Maria gözlerini kapadı, işte ufak ufak atıştıran karın altında yürürken, başını
yukarı kaldırıp da kırmızı gökyüzünü gördüğü o gecedeydi. Eldivenine konan kar
tanelerine bakıyor, şekillerini tam göremeden avucunda eriyip gidiyorlardı
taneler. Üşümüştü.
Gözlerini
açtığında üşümeye devam ediyordu. Gecenin tatlı esintisi yerini sert bir
rüzgara bırakmıştı, kadife siyah gökyüzünü ise bulutların örttüğünü fark etti. Müziği
kapatıp odasına gitti, üzerine bir battaniye örtünüp uyudu.
Ertesi sabah bir
yandan üşüdüğünden, bir yandan da etraftan gelen telaşlı seslere uyandı Maria. Başını
cama doğru çevirdiğinde ise her yerin bembeyaz karla örtülü olduğunu fark etti!
Hayır, bunlar onun gördüğü bir rüyadan ibaret değildi, tüm dünyada mevsimler
bir anda tersine dönmüştü.
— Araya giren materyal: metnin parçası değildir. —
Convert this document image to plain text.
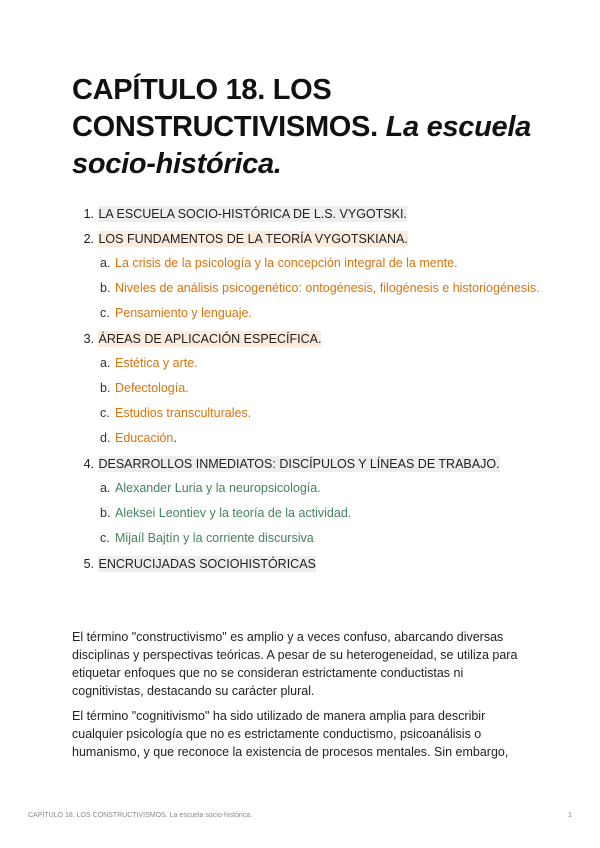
CAPÍTULO 18. LOS CONSTRUCTIVISMOS. La escuela socio-histórica.
1. LA ESCUELA SOCIO-HISTÓRICA DE L.S. VYGOTSKI.
2. LOS FUNDAMENTOS DE LA TEORÍA VYGOTSKIANA.
a. La crisis de la psicología y la concepción integral de la mente.
b. Niveles de análisis psicogenético: ontogénesis, filogénesis e historiogénesis.
c. Pensamiento y lenguaje.
3. ÁREAS DE APLICACIÓN ESPECÍFICA.
a. Estética y arte.
b. Defectología.
c. Estudios transculturales.
d. Educación.
4. DESARROLLOS INMEDIATOS: DISCÍPULOS Y LÍNEAS DE TRABAJO.
a. Alexander Luria y la neuropsicología.
b. Aleksei Leontiev y la teoría de la actividad.
c. Mijaíl Bajtín y la corriente discursiva
5. ENCRUCIJADAS SOCIOHISTÓRICAS

El término "constructivismo" es amplio y a veces confuso, abarcando diversas disciplinas y perspectivas teóricas. A pesar de su heterogeneidad, se utiliza para etiquetar enfoques que no se consideran estrictamente conductistas ni cognitivistas, destacando su carácter plural.

El término "cognitivismo" ha sido utilizado de manera amplia para describir cualquier psicología que no es estrictamente conductismo, psicoanálisis o humanismo, y que reconoce la existencia de procesos mentales. Sin embargo,

CAPÍTULO 18. LOS CONSTRUCTIVISMOS. La escuela socio-histórica.	1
Maria’yı uyandıran gürültü de işte bunu gören
insanların korkuyla, şaşkınlıkla oradan oraya koşuşturmalarının gürültüsüydü.
Aradan günler
geçti. Çat kapı gelen kış gitmedi. Şarkı Maria’nın diline dolanmıştı. Başka
şarkılar dinleyip unutmaya çalışsa da geri planda hep iki sene öncesinin
kışının şarkısı çalıyordu. Kimi zaman biraz daha silik, daha kısık sesli
çalıyor ve böyle zamanlarda kar duruyor, güneş hafifçe yüzünü gösteriyordu.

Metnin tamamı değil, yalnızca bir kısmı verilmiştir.